Wafa Sultan was born on June 14, 1958, Baniyas, Syria. She is an American author and critic of Muslim society and Islam. She is trained as a psychiatrist in Syria.
Life and Career
Sultan was born into a large traditional Muslim family in Baniyas, Syria. She immigrated to the United States in 1989, and is a naturalized citizen and resides in Los Angeles, California. Sultan became notable after the September 11, 2001 attacks for her participation in Middle East political debates, with Arabic essays that were circulated widely, and for television appearances on Al Jazeera and CNN.
On February 21, 2006, she took part in Al Jazeera’s weekly 45-minute discussion program The Opposite Direction. She spoke from Los Angeles, arguing with host Faisal al-Qassem and with Ibrahim Al-Khouli about Samuel P. Huntington’s Clash of Civilizations theory. A six minute composite video of her remarks was subtitled and widely circulated by MEMRI on blogs and through e-mail; The New York Times estimated that it has been seen at least one million times. In this video she criticised Muslims for treating non-Muslims differently, and for not recognizing the accomplishments of Jewish and other members of non-Muslim society while using their wealth and technology. The video was the most discussed video of all time with over 260,000 comments on the video-sharing website YouTube.
Sultan’s latest book, A God Who Hates: The Courageous Woman Who Inflamed the Muslim World Speaks Out Against the Evils of Islam, was released on October 13, 2009.
Political Views
Sultan describes her thesis as witnessing “a battle between modernity and barbarism which Islam will lose”. It has brought her telephone threats, but also praise from reformers. Her comments, especially a pointed criticism that “no Jew has blown himself up in a German restaurant”, brought her an invitation to Jerusalem by the American Jewish Congress.

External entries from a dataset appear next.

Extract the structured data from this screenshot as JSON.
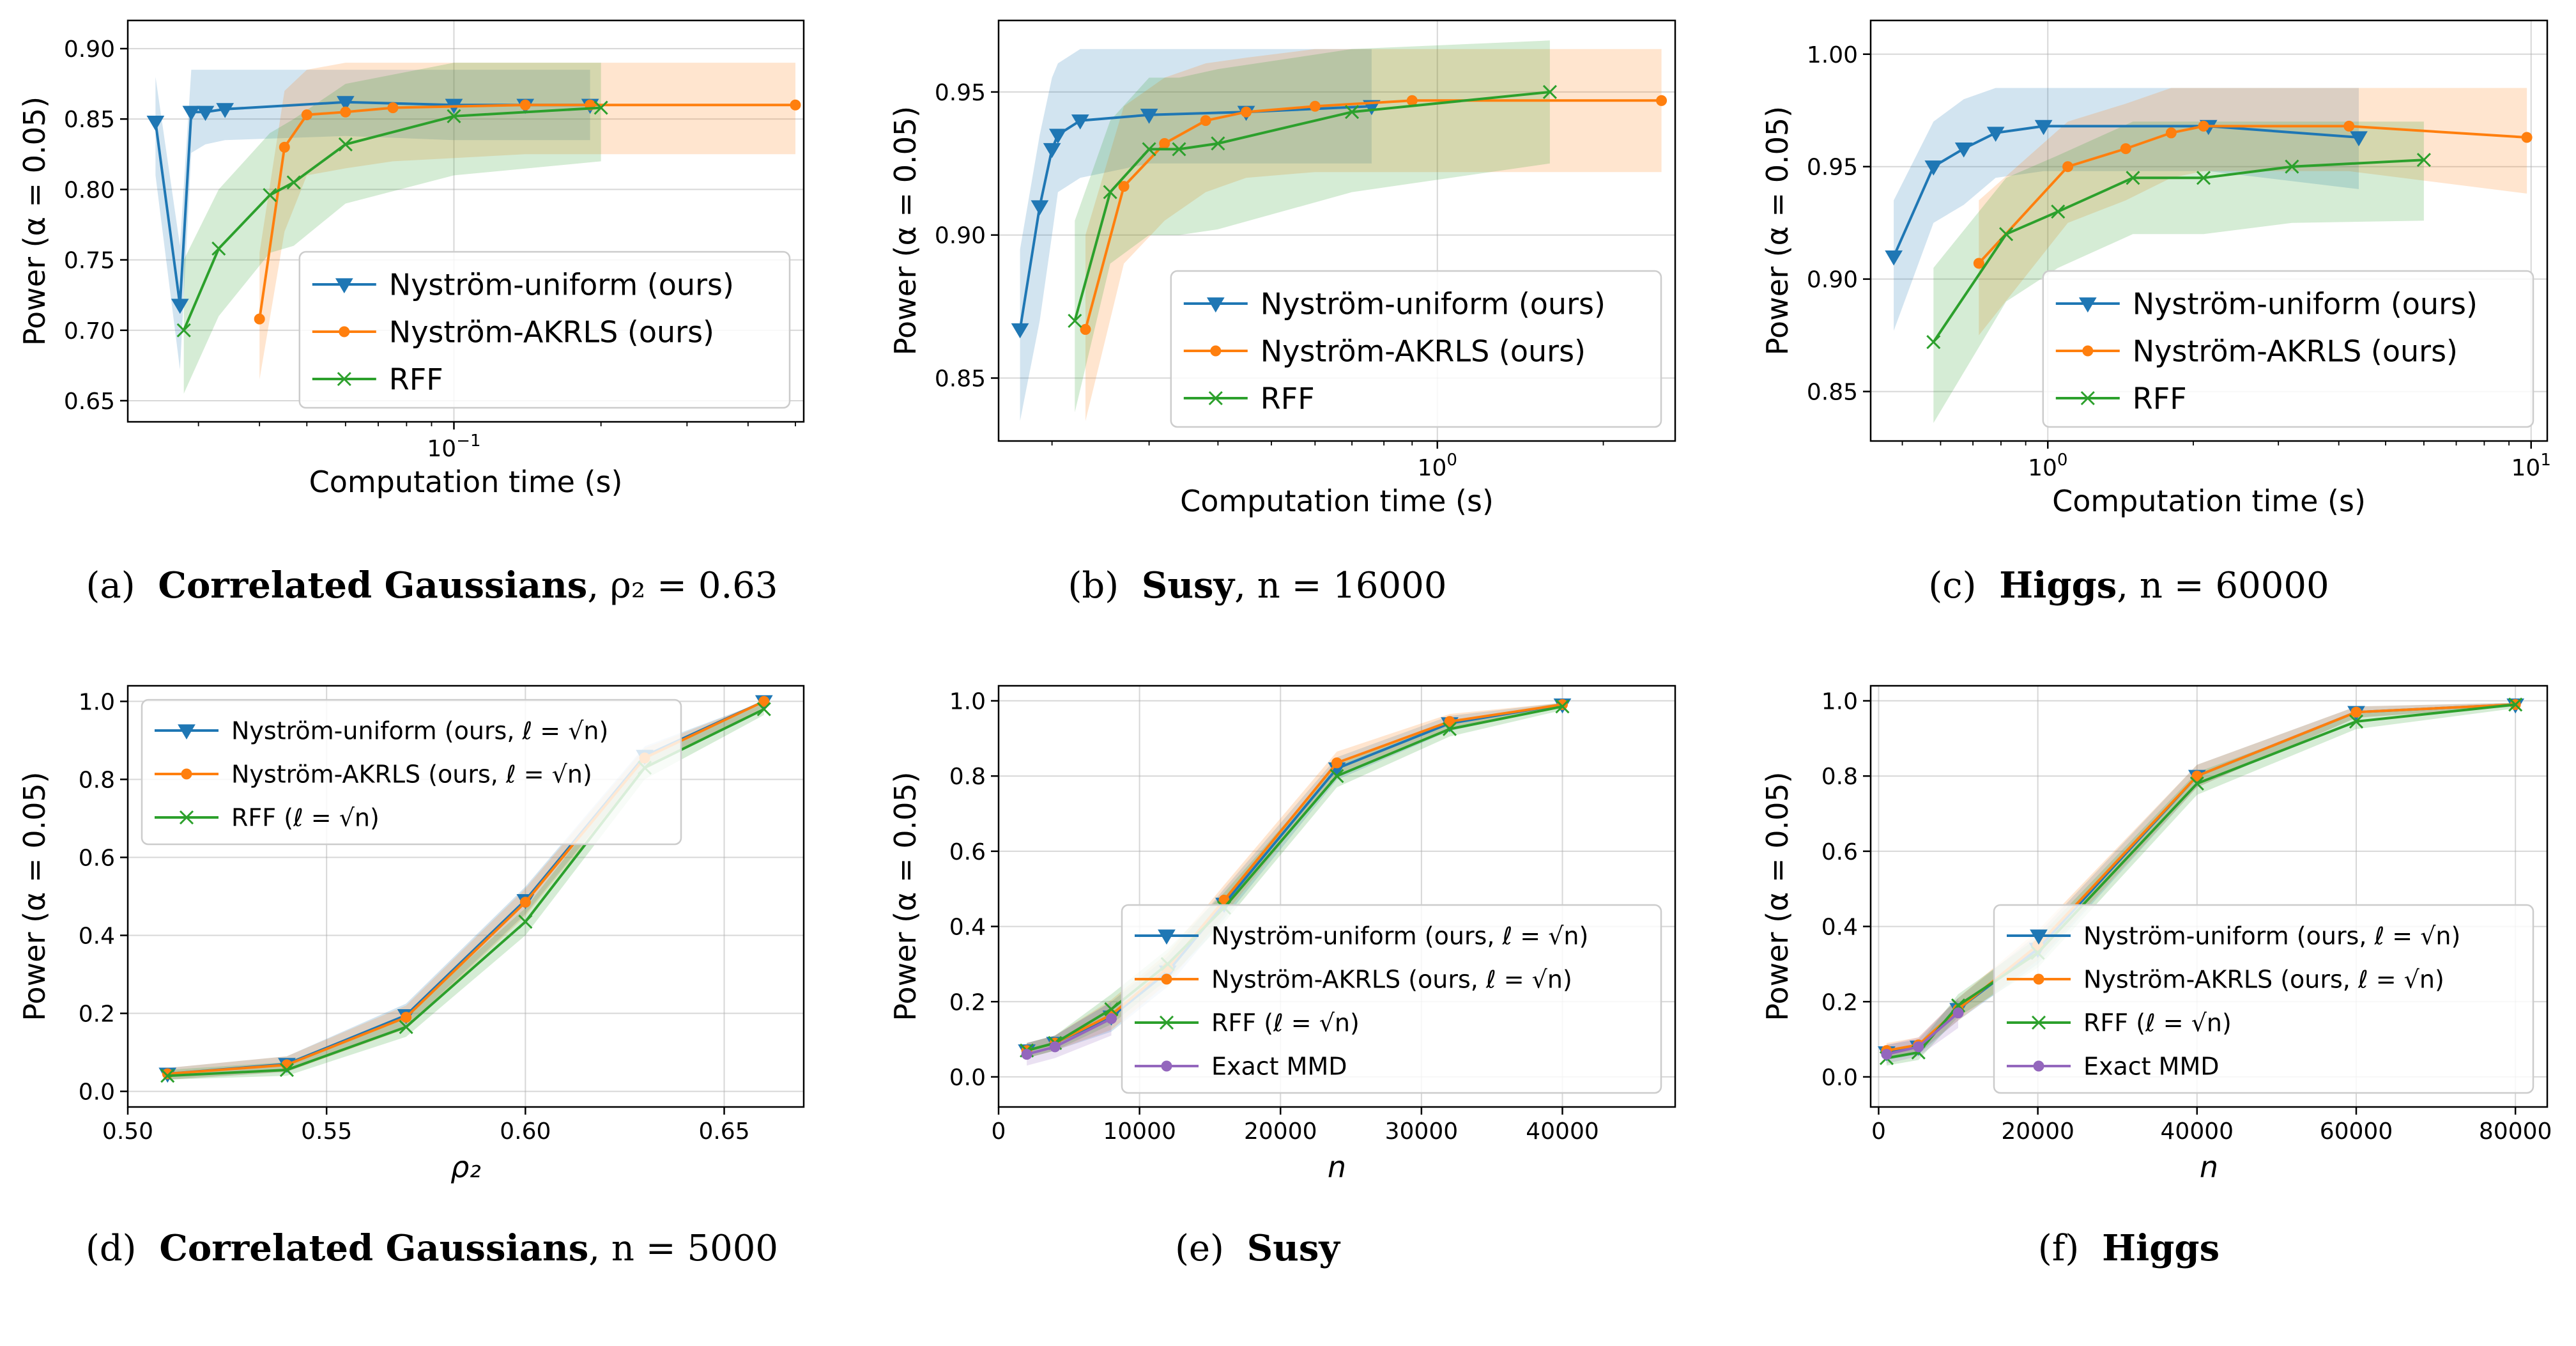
{
  "chart_data": [
    {
      "type": "line",
      "panel": "a",
      "caption": {
        "letter": "(a)",
        "bold": "Correlated Gaussians",
        "rest": ", ρ₂ = 0.63"
      },
      "xscale": "log",
      "xlim": [
        0.0215,
        0.52
      ],
      "xticks": [
        {
          "v": 0.1,
          "base": "10",
          "exp": "−1"
        }
      ],
      "ylim": [
        0.635,
        0.92
      ],
      "yticks": [
        0.65,
        0.7,
        0.75,
        0.8,
        0.85,
        0.9
      ],
      "ydec": 2,
      "xlabel": "Computation time (s)",
      "ylabel": "Power (α = 0.05)",
      "legend": {
        "placement": "lower-right",
        "entries": [
          "Nyström-uniform (ours)",
          "Nyström-AKRLS (ours)",
          "RFF"
        ]
      },
      "series": [
        {
          "name": "Nyström-uniform (ours)",
          "color": "#1f77b4",
          "marker": "tri",
          "x": [
            0.0245,
            0.0275,
            0.029,
            0.031,
            0.034,
            0.06,
            0.1,
            0.14,
            0.19
          ],
          "y": [
            0.848,
            0.718,
            0.855,
            0.855,
            0.857,
            0.862,
            0.86,
            0.86,
            0.86
          ],
          "lo": [
            0.81,
            0.672,
            0.826,
            0.832,
            0.835,
            0.838,
            0.835,
            0.835,
            0.835
          ],
          "hi": [
            0.88,
            0.76,
            0.885,
            0.885,
            0.885,
            0.885,
            0.885,
            0.885,
            0.885
          ]
        },
        {
          "name": "Nyström-AKRLS (ours)",
          "color": "#ff7f0e",
          "marker": "dot",
          "x": [
            0.04,
            0.045,
            0.05,
            0.06,
            0.075,
            0.14,
            0.19,
            0.5
          ],
          "y": [
            0.708,
            0.83,
            0.853,
            0.855,
            0.858,
            0.86,
            0.86,
            0.86
          ],
          "lo": [
            0.665,
            0.77,
            0.81,
            0.815,
            0.82,
            0.825,
            0.825,
            0.825
          ],
          "hi": [
            0.755,
            0.87,
            0.885,
            0.89,
            0.89,
            0.89,
            0.89,
            0.89
          ]
        },
        {
          "name": "RFF",
          "color": "#2ca02c",
          "marker": "x",
          "x": [
            0.028,
            0.033,
            0.042,
            0.047,
            0.06,
            0.1,
            0.2
          ],
          "y": [
            0.7,
            0.758,
            0.796,
            0.805,
            0.832,
            0.852,
            0.858
          ],
          "lo": [
            0.655,
            0.71,
            0.755,
            0.76,
            0.79,
            0.81,
            0.82
          ],
          "hi": [
            0.75,
            0.8,
            0.84,
            0.85,
            0.875,
            0.89,
            0.89
          ]
        }
      ]
    },
    {
      "type": "line",
      "panel": "b",
      "caption": {
        "letter": "(b)",
        "bold": "Susy",
        "rest": ", n = 16000"
      },
      "xscale": "log",
      "xlim": [
        0.16,
        2.7
      ],
      "xticks": [
        {
          "v": 1.0,
          "base": "10",
          "exp": "0"
        }
      ],
      "ylim": [
        0.828,
        0.975
      ],
      "yticks": [
        0.85,
        0.9,
        0.95
      ],
      "ydec": 2,
      "xlabel": "Computation time (s)",
      "ylabel": "Power (α = 0.05)",
      "legend": {
        "placement": "lower-right",
        "entries": [
          "Nyström-uniform (ours)",
          "Nyström-AKRLS (ours)",
          "RFF"
        ]
      },
      "series": [
        {
          "name": "Nyström-uniform (ours)",
          "color": "#1f77b4",
          "marker": "tri",
          "x": [
            0.175,
            0.19,
            0.2,
            0.205,
            0.225,
            0.3,
            0.45,
            0.76
          ],
          "y": [
            0.867,
            0.91,
            0.93,
            0.935,
            0.94,
            0.942,
            0.943,
            0.945
          ],
          "lo": [
            0.835,
            0.87,
            0.9,
            0.915,
            0.92,
            0.925,
            0.925,
            0.925
          ],
          "hi": [
            0.895,
            0.935,
            0.955,
            0.96,
            0.965,
            0.965,
            0.965,
            0.965
          ]
        },
        {
          "name": "Nyström-AKRLS (ours)",
          "color": "#ff7f0e",
          "marker": "dot",
          "x": [
            0.23,
            0.27,
            0.32,
            0.38,
            0.45,
            0.6,
            0.9,
            2.55
          ],
          "y": [
            0.867,
            0.917,
            0.932,
            0.94,
            0.943,
            0.945,
            0.947,
            0.947
          ],
          "lo": [
            0.835,
            0.89,
            0.905,
            0.915,
            0.92,
            0.922,
            0.922,
            0.922
          ],
          "hi": [
            0.9,
            0.945,
            0.955,
            0.96,
            0.962,
            0.965,
            0.965,
            0.965
          ]
        },
        {
          "name": "RFF",
          "color": "#2ca02c",
          "marker": "x",
          "x": [
            0.22,
            0.255,
            0.3,
            0.34,
            0.4,
            0.7,
            1.6
          ],
          "y": [
            0.87,
            0.915,
            0.93,
            0.93,
            0.932,
            0.943,
            0.95
          ],
          "lo": [
            0.838,
            0.89,
            0.9,
            0.9,
            0.902,
            0.915,
            0.925
          ],
          "hi": [
            0.905,
            0.94,
            0.955,
            0.955,
            0.958,
            0.965,
            0.968
          ]
        }
      ]
    },
    {
      "type": "line",
      "panel": "c",
      "caption": {
        "letter": "(c)",
        "bold": "Higgs",
        "rest": ", n = 60000"
      },
      "xscale": "log",
      "xlim": [
        0.43,
        10.8
      ],
      "xticks": [
        {
          "v": 1.0,
          "base": "10",
          "exp": "0"
        },
        {
          "v": 10.0,
          "base": "10",
          "exp": "1"
        }
      ],
      "ylim": [
        0.828,
        1.015
      ],
      "yticks": [
        0.85,
        0.9,
        0.95,
        1.0
      ],
      "ydec": 2,
      "xlabel": "Computation time (s)",
      "ylabel": "Power (α = 0.05)",
      "legend": {
        "placement": "lower-right",
        "entries": [
          "Nyström-uniform (ours)",
          "Nyström-AKRLS (ours)",
          "RFF"
        ]
      },
      "series": [
        {
          "name": "Nyström-uniform (ours)",
          "color": "#1f77b4",
          "marker": "tri",
          "x": [
            0.48,
            0.58,
            0.67,
            0.78,
            0.98,
            2.15,
            4.4
          ],
          "y": [
            0.91,
            0.95,
            0.958,
            0.965,
            0.968,
            0.968,
            0.963
          ],
          "lo": [
            0.877,
            0.925,
            0.933,
            0.945,
            0.948,
            0.948,
            0.94
          ],
          "hi": [
            0.935,
            0.97,
            0.98,
            0.985,
            0.985,
            0.985,
            0.985
          ]
        },
        {
          "name": "Nyström-AKRLS (ours)",
          "color": "#ff7f0e",
          "marker": "dot",
          "x": [
            0.72,
            1.1,
            1.45,
            1.8,
            2.1,
            4.2,
            9.8
          ],
          "y": [
            0.907,
            0.95,
            0.958,
            0.965,
            0.968,
            0.968,
            0.963
          ],
          "lo": [
            0.875,
            0.925,
            0.935,
            0.945,
            0.948,
            0.948,
            0.938
          ],
          "hi": [
            0.935,
            0.97,
            0.978,
            0.985,
            0.985,
            0.985,
            0.985
          ]
        },
        {
          "name": "RFF",
          "color": "#2ca02c",
          "marker": "x",
          "x": [
            0.58,
            0.82,
            1.05,
            1.5,
            2.1,
            3.2,
            6.0
          ],
          "y": [
            0.872,
            0.92,
            0.93,
            0.945,
            0.945,
            0.95,
            0.953
          ],
          "lo": [
            0.836,
            0.89,
            0.905,
            0.92,
            0.92,
            0.925,
            0.926
          ],
          "hi": [
            0.905,
            0.945,
            0.955,
            0.97,
            0.97,
            0.97,
            0.97
          ]
        }
      ]
    },
    {
      "type": "line",
      "panel": "d",
      "caption": {
        "letter": "(d)",
        "bold": "Correlated Gaussians",
        "rest": ", n = 5000"
      },
      "xscale": "linear",
      "xlim": [
        0.5,
        0.67
      ],
      "xticks": [
        0.5,
        0.55,
        0.6,
        0.65
      ],
      "xdec": 2,
      "ylim": [
        -0.04,
        1.04
      ],
      "yticks": [
        0.0,
        0.2,
        0.4,
        0.6,
        0.8,
        1.0
      ],
      "ydec": 1,
      "xlabel": "ρ₂",
      "ylabel": "Power (α = 0.05)",
      "legend": {
        "placement": "upper-left",
        "entries": [
          "Nyström-uniform (ours, ℓ = √n)",
          "Nyström-AKRLS (ours, ℓ = √n)",
          "RFF  (ℓ = √n)"
        ]
      },
      "series": [
        {
          "name": "Nyström-uniform (ours, ℓ = √n)",
          "color": "#1f77b4",
          "marker": "tri",
          "x": [
            0.51,
            0.54,
            0.57,
            0.6,
            0.63,
            0.66
          ],
          "y": [
            0.045,
            0.07,
            0.195,
            0.49,
            0.86,
            1.0
          ],
          "lo": [
            0.03,
            0.05,
            0.165,
            0.455,
            0.83,
            0.985
          ],
          "hi": [
            0.06,
            0.09,
            0.225,
            0.525,
            0.885,
            1.0
          ]
        },
        {
          "name": "Nyström-AKRLS (ours, ℓ = √n)",
          "color": "#ff7f0e",
          "marker": "dot",
          "x": [
            0.51,
            0.54,
            0.57,
            0.6,
            0.63,
            0.66
          ],
          "y": [
            0.045,
            0.068,
            0.19,
            0.485,
            0.855,
            1.0
          ],
          "lo": [
            0.03,
            0.05,
            0.16,
            0.45,
            0.825,
            0.985
          ],
          "hi": [
            0.06,
            0.09,
            0.22,
            0.52,
            0.88,
            1.0
          ]
        },
        {
          "name": "RFF  (ℓ = √n)",
          "color": "#2ca02c",
          "marker": "x",
          "x": [
            0.51,
            0.54,
            0.57,
            0.6,
            0.63,
            0.66
          ],
          "y": [
            0.04,
            0.055,
            0.165,
            0.435,
            0.83,
            0.98
          ],
          "lo": [
            0.03,
            0.04,
            0.14,
            0.4,
            0.8,
            0.965
          ],
          "hi": [
            0.055,
            0.075,
            0.195,
            0.47,
            0.86,
            0.995
          ]
        }
      ]
    },
    {
      "type": "line",
      "panel": "e",
      "caption": {
        "letter": "(e)",
        "bold": "Susy",
        "rest": ""
      },
      "xscale": "linear",
      "xlim": [
        0,
        48000
      ],
      "xticks": [
        0,
        10000,
        20000,
        30000,
        40000
      ],
      "xdec": 0,
      "ylim": [
        -0.08,
        1.04
      ],
      "yticks": [
        0.0,
        0.2,
        0.4,
        0.6,
        0.8,
        1.0
      ],
      "ydec": 1,
      "xlabel": "n",
      "ylabel": "Power (α = 0.05)",
      "legend": {
        "placement": "lower-right",
        "entries": [
          "Nyström-uniform (ours, ℓ = √n)",
          "Nyström-AKRLS (ours, ℓ = √n)",
          "RFF  (ℓ = √n)",
          "Exact MMD"
        ]
      },
      "series": [
        {
          "name": "Nyström-uniform (ours, ℓ = √n)",
          "color": "#1f77b4",
          "marker": "tri",
          "x": [
            2000,
            4000,
            8000,
            12000,
            16000,
            24000,
            32000,
            40000
          ],
          "y": [
            0.07,
            0.09,
            0.16,
            0.28,
            0.46,
            0.82,
            0.94,
            0.99
          ],
          "lo": [
            0.05,
            0.07,
            0.12,
            0.24,
            0.42,
            0.79,
            0.92,
            0.985
          ],
          "hi": [
            0.09,
            0.11,
            0.2,
            0.32,
            0.5,
            0.85,
            0.96,
            0.995
          ]
        },
        {
          "name": "Nyström-AKRLS (ours, ℓ = √n)",
          "color": "#ff7f0e",
          "marker": "dot",
          "x": [
            2000,
            4000,
            8000,
            12000,
            16000,
            24000,
            32000,
            40000
          ],
          "y": [
            0.07,
            0.09,
            0.165,
            0.29,
            0.47,
            0.835,
            0.945,
            0.99
          ],
          "lo": [
            0.05,
            0.07,
            0.125,
            0.25,
            0.43,
            0.805,
            0.925,
            0.985
          ],
          "hi": [
            0.09,
            0.11,
            0.205,
            0.33,
            0.51,
            0.865,
            0.965,
            0.995
          ]
        },
        {
          "name": "RFF  (ℓ = √n)",
          "color": "#2ca02c",
          "marker": "x",
          "x": [
            2000,
            4000,
            8000,
            12000,
            16000,
            24000,
            32000,
            40000
          ],
          "y": [
            0.07,
            0.09,
            0.18,
            0.3,
            0.45,
            0.8,
            0.925,
            0.985
          ],
          "lo": [
            0.05,
            0.07,
            0.14,
            0.26,
            0.41,
            0.77,
            0.905,
            0.975
          ],
          "hi": [
            0.09,
            0.11,
            0.22,
            0.34,
            0.49,
            0.83,
            0.945,
            0.995
          ]
        },
        {
          "name": "Exact MMD",
          "color": "#9467bd",
          "marker": "dot",
          "x": [
            2000,
            4000,
            8000
          ],
          "y": [
            0.06,
            0.08,
            0.155
          ],
          "lo": [
            0.03,
            0.05,
            0.11
          ],
          "hi": [
            0.09,
            0.11,
            0.2
          ]
        }
      ]
    },
    {
      "type": "line",
      "panel": "f",
      "caption": {
        "letter": "(f)",
        "bold": "Higgs",
        "rest": ""
      },
      "xscale": "linear",
      "xlim": [
        -1000,
        84000
      ],
      "xticks": [
        0,
        20000,
        40000,
        60000,
        80000
      ],
      "xdec": 0,
      "ylim": [
        -0.08,
        1.04
      ],
      "yticks": [
        0.0,
        0.2,
        0.4,
        0.6,
        0.8,
        1.0
      ],
      "ydec": 1,
      "xlabel": "n",
      "ylabel": "Power (α = 0.05)",
      "legend": {
        "placement": "lower-right",
        "entries": [
          "Nyström-uniform (ours, ℓ = √n)",
          "Nyström-AKRLS  (ours, ℓ = √n)",
          "RFF  (ℓ = √n)",
          "Exact MMD"
        ]
      },
      "series": [
        {
          "name": "Nyström-uniform (ours, ℓ = √n)",
          "color": "#1f77b4",
          "marker": "tri",
          "x": [
            1000,
            5000,
            10000,
            20000,
            40000,
            60000,
            80000
          ],
          "y": [
            0.065,
            0.08,
            0.18,
            0.34,
            0.8,
            0.97,
            0.99
          ],
          "lo": [
            0.045,
            0.06,
            0.15,
            0.3,
            0.77,
            0.955,
            0.985
          ],
          "hi": [
            0.085,
            0.1,
            0.21,
            0.38,
            0.83,
            0.985,
            0.995
          ]
        },
        {
          "name": "Nyström-AKRLS  (ours, ℓ = √n)",
          "color": "#ff7f0e",
          "marker": "dot",
          "x": [
            1000,
            5000,
            10000,
            20000,
            40000,
            60000,
            80000
          ],
          "y": [
            0.07,
            0.085,
            0.18,
            0.35,
            0.8,
            0.97,
            0.99
          ],
          "lo": [
            0.05,
            0.065,
            0.15,
            0.31,
            0.77,
            0.955,
            0.985
          ],
          "hi": [
            0.09,
            0.105,
            0.21,
            0.39,
            0.83,
            0.985,
            0.995
          ]
        },
        {
          "name": "RFF  (ℓ = √n)",
          "color": "#2ca02c",
          "marker": "x",
          "x": [
            1000,
            5000,
            10000,
            20000,
            40000,
            60000,
            80000
          ],
          "y": [
            0.05,
            0.065,
            0.19,
            0.33,
            0.78,
            0.945,
            0.99
          ],
          "lo": [
            0.03,
            0.045,
            0.16,
            0.29,
            0.75,
            0.925,
            0.98
          ],
          "hi": [
            0.07,
            0.085,
            0.22,
            0.37,
            0.81,
            0.965,
            0.995
          ]
        },
        {
          "name": "Exact MMD",
          "color": "#9467bd",
          "marker": "dot",
          "x": [
            1000,
            5000,
            10000
          ],
          "y": [
            0.06,
            0.08,
            0.17
          ],
          "lo": [
            0.035,
            0.055,
            0.13
          ],
          "hi": [
            0.085,
            0.105,
            0.21
          ]
        }
      ]
    }
  ]
}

Sultan believes that “The trouble with Islam is deeply rooted in its teachings. Islam is not only a religion. Islam [is] also a political ideology that preaches violence and applies its agenda by force.” Sultan stated that she was shocked into secularism by the 1979 atrocities committed by Islamic extremists of the Muslim Brotherhood against innocent Syrians, including her witnessing while she was a medical student of the machine-gun assassination of her professor, Yusef al Yusef, an ophthalmologist from the University of Aleppo renowned beyond Syria. “They shot hundreds of bullets into him, shouting, ‘God is great!’ “ she said. “At that point, I lost my trust in their god and began to question all our teachings. It was the turning point of my life, and it has led me to this present point. I had to leave. I had to look for another god.”
Controversy
Sultan’s account of some aspects of her life is disputed by others. According to Abdussalam Mohamed, staff writer for the Southern California Muslim newspaper InFocus News, an anonymous Syrian expatriate who met and got to know the Sultans when they first came to the United States told him (Mohamed), that the assassination of Yusef al Yusef took place off-campus, and at a time when Sultan wasn’t even around. InFocus says this was confirmed by Dr. Riyad Asfari, Dean of the Faculty of Medicine in Aleppo (Syria) and by another Syrian expatriate Ghada Moezzin, who attended the University of Aleppo in 1979 as a sophomore. According to this 2007 article, both Wafa Sultan and her husband Moufid (later changed to David) had entered the US as tourists, and managed to bring their two children and Wafa’s sister into the country through using a passport sham. The article also suggested that the Sultans used the Farmers’ Amnesty act to gain legal residency permits by paying a Mexican lady who worked as a farm hand to claim that Moufid had worked on her farm for 4 years.
Recognitions
In 2006 Wafa Sultan was named in Time Magazine in a list of 100 influential people in the world “whose power, talent or moral example is transforming the world.” Time stated that “Sultan’s influence flows from her willingness to express openly critical views on Islamic extremism that are widely shared but rarely aired by other Muslims.”
Religious Sentiment
In the same Time interview, Sultan described herself as a Muslim who does not adhere to Islam, yet remains associated with the faith through her birth, rather than belief; “I even don’t believe in Islam, but I am a Muslim.” In 2007 she commented further in a conference associated with conservative writer and activist David Horowitz.